Le cas de Sarah témoigne de la difficulté d'une médiation éducative avec une personne en situation personnelle de crise, voire de dépression. Pour elle, les interventions des conseillères lui ont paru "superficielles" et, même si elle n'est pas "complètement insatisfaite ... ça ne touche pas au centre". Pour ces personnes en souffrance psychique, il serait opportun d’envisager un type d'accompagnement thérapeutique qui anticiperait la prestation d'orientation, la préparant en quelque sorte. La MIFE lui a permis de "maintenir la tête hors de l'eau", ce qui est significatif. Cela confirme que l'orientation, à l'instar de tout acte éducatif, répond à l'expression de la sagesse populaire "sans cesse sur ton métier remets ton ouvrage". Nous pouvons également émettre une hypothèse : pour certaines personnes, ce temps de désert est peut-être, sinon nécessaire, du moins constructif dans leur parcours de vie. Là aussi, l'avenir donnera sa réponse. Mélanie n'a pas explicité sa réponse négative mais, on peut relier sa réponse négative à ces propos précédents, et notamment au sentiment d'infériorité éprouvé avec une des conseillères 925 . Ces réponses confirment que, même pour les adultes, censés avoir atteint la maturité affective, et dont on peut supposer que l'intervention d'une autre personne sur eux ne serait pas déterminante, le regard valorisant confirme quasiment automatiquement le sentiment de ses propres compétences. La médiation du sentiment de compétence reste fragile, exposée aux "coups" de la réalité extérieure, défavorable à la mise en œuvre des projets.

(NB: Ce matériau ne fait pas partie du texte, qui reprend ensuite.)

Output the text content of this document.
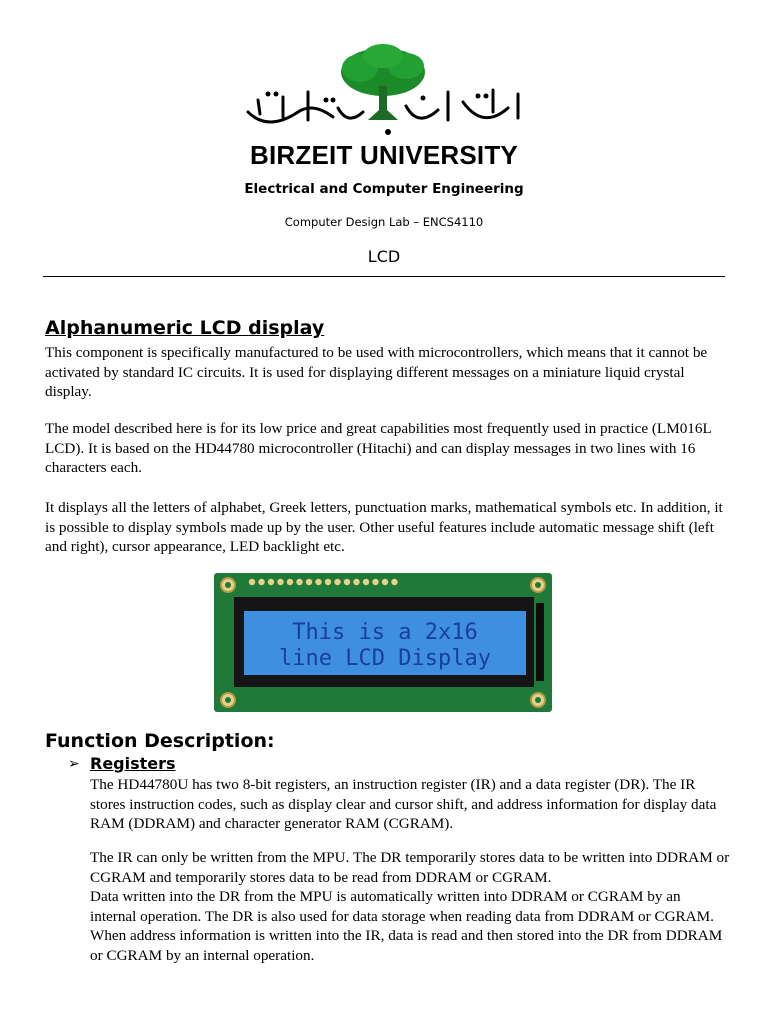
BIRZEIT UNIVERSITY
Electrical and Computer Engineering
Computer Design Lab – ENCS4110
LCD
Alphanumeric LCD display
This component is specifically manufactured to be used with microcontrollers, which means that it cannot be activated by standard IC circuits. It is used for displaying different messages on a miniature liquid crystal display.
The model described here is for its low price and great capabilities most frequently used in practice (LM016L LCD). It is based on the HD44780 microcontroller (Hitachi) and can display messages in two lines with 16 characters each.
It displays all the letters of alphabet, Greek letters, punctuation marks, mathematical symbols etc. In addition, it is possible to display symbols made up by the user. Other useful features include automatic message shift (left and right), cursor appearance, LED backlight etc.
This is a 2x16
line LCD Display
Function Description:
➢ Registers
The HD44780U has two 8-bit registers, an instruction register (IR) and a data register (DR). The IR stores instruction codes, such as display clear and cursor shift, and address information for display data RAM (DDRAM) and character generator RAM (CGRAM).
The IR can only be written from the MPU. The DR temporarily stores data to be written into DDRAM or CGRAM and temporarily stores data to be read from DDRAM or CGRAM.
Data written into the DR from the MPU is automatically written into DDRAM or CGRAM by an internal operation. The DR is also used for data storage when reading data from DDRAM or CGRAM. When address information is written into the IR, data is read and then stored into the DR from DDRAM or CGRAM by an internal operation.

La médiation de changement

Le critère de la conscience du changement, également spécifique de la relation d'orientation, qui prépare au changement professionnel, n'a pas donné lieu à une question explicitement posée pour dix-huit personnes. En effet, ces dernières avaient indirectement répondu 926 ., soit ne pas avoir eu besoin de cette médiation parce qu'elles avaient déjà pris conscience antérieurement à l'entretien de leur capacité d'évoluer, soit que l'entretien — et non pas l'action personnelle de la conseillère — les y avait aidées.

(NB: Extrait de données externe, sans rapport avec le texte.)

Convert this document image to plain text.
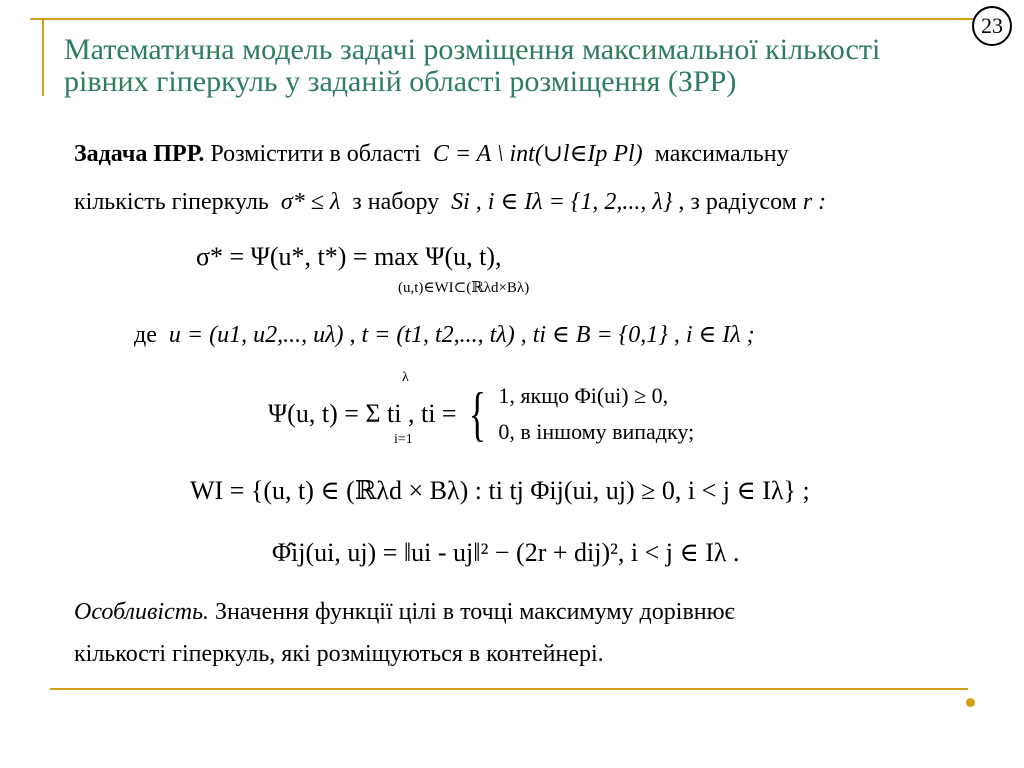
23
Математична модель задачі розміщення максимальної кількості рівних гіперкуль у заданій області розміщення (ЗРР)
Задача ПРР. Розмістити в області C = A \ int(∪l∈Ip Pl) максимальну
кількість гіперкуль σ* ≤ λ з набору Si , i ∈ Iλ = {1, 2,..., λ} , з радіусом r :
σ* = Ψ(u*, t*) = max Ψ(u, t),
(u,t)∈WI⊂(ℝλd×Bλ)
де u = (u1, u2,..., uλ) , t = (t1, t2,..., tλ) , ti ∈ B = {0,1} , i ∈ Iλ ;
λ
i=1
Ψ(u, t) = Σ ti , ti = { 1, якщо Φi(ui) ≥ 0,
0, в іншому випадку;
WI = {(u, t) ∈ (ℝλd × Bλ) : ti tj Φij(ui, uj) ≥ 0, i < j ∈ Iλ} ;
Φ̂ij(ui, uj) = ‖ui - uj‖² − (2r + dij)², i < j ∈ Iλ .
Особливість. Значення функції цілі в точці максимуму дорівнює
кількості гіперкуль, які розміщуються в контейнері.
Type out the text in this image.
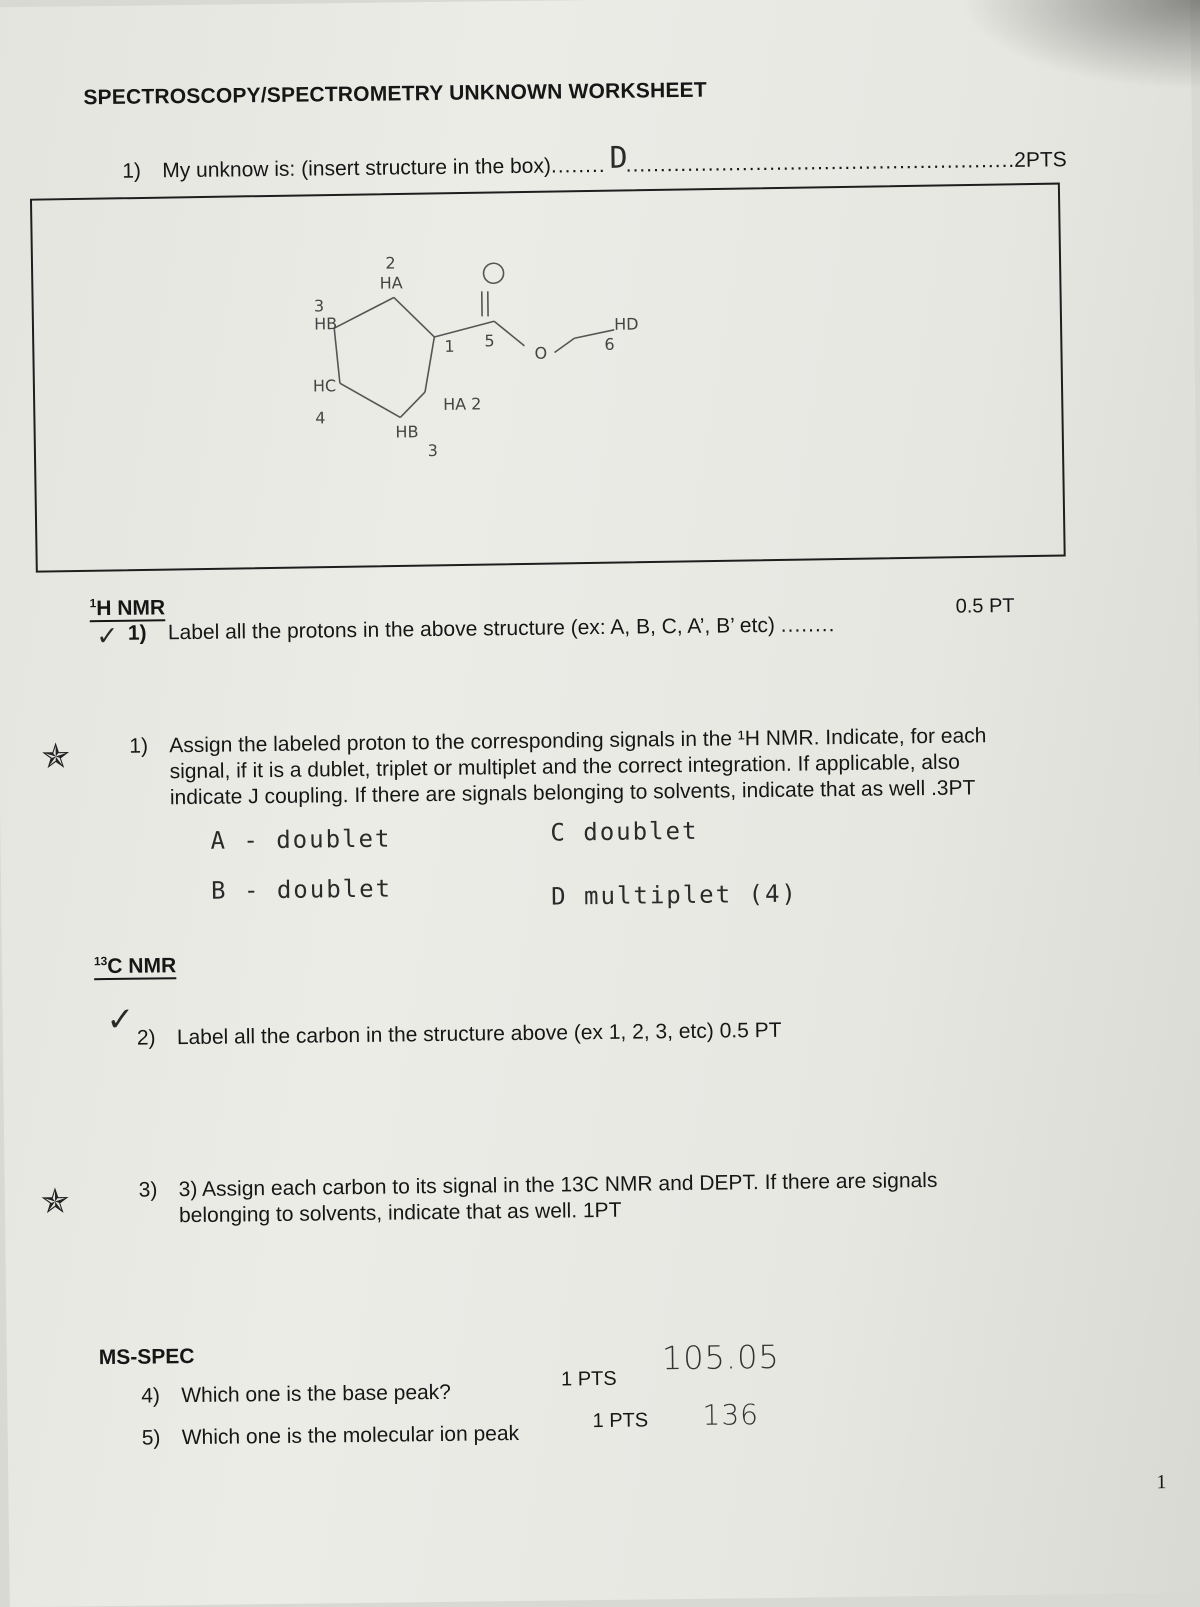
SPECTROSCOPY/SPECTROMETRY UNKNOWN WORKSHEET
1) My unknow is: (insert structure in the box)........ D.........................................................2PTS
2
HA
3
HB
1 5
O
HD
6
HC
4
HA 2
HB
3
$^1$H NMR
✓ 1) Label all the protons in the above structure (ex: A, B, C, A’, B’ etc) ........
0.5 PT
✯	1)	Assign the labeled proton to the corresponding signals in the ¹H NMR. Indicate, for each
signal, if it is a dublet, triplet or multiplet and the correct integration. If applicable, also
indicate J coupling. If there are signals belonging to solvents, indicate that as well .3PT
A - doublet	C doublet
B - doublet	D multiplet (4)
$^{13}$C NMR
✓ 2) Label all the carbon in the structure above (ex 1, 2, 3, etc) 0.5 PT
✯	3) 3) Assign each carbon to its signal in the 13C NMR and DEPT. If there are signals
belonging to solvents, indicate that as well. 1PT
MS-SPEC
4) Which one is the base peak?
1 PTS
105.05
5) Which one is the molecular ion peak
1 PTS 136
1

Parmi les réponses positives, Claire relie ce critère à l'attitude de non-jugement de la conseillère, et le fait "qu'elle n'a pas de préjugés" sur les personnes, ouvre un espace intérieur de liberté, leur permettant d'envisager des possibilités nouvelles. Jacques, qui se trouve "dans une dynamique de réussite, dans sa tête", a apprécié l'action de la conseillère. L'aurait-il fait s'il avait eu des dispositions moins optimistes ? Là encore, on soulignera l'interaction dans l'attitude des deux participants de la relation. Pour Sarah, la médiation de la conscience du changement a surtout été ressentie pendant l'autobiographie raisonnée, où "le regard, la confiance de l'autre appelle à la vie". Le regard extérieur, bienveillant et confiant, a des répercussions sur sa propre lecture de sa vie passée et ouvre des perspectives. De même, Liliane a surtout perçu la médiation de changement à travers l'autobiographie raisonnée, qui, en lui faisant prendre conscience de la cohérence de son parcours, "lui a donné une certaine force sur laquelle elle prend appui". Jeanne a répondu par l'affirmative, tout en évoquant l'échec de l'élaboration de son premier projet, incompatible avec la situation du marché, et trop difficile vu son âge. La réalité extérieure semble avoir eu raison de la médiation de la conseillère 927 .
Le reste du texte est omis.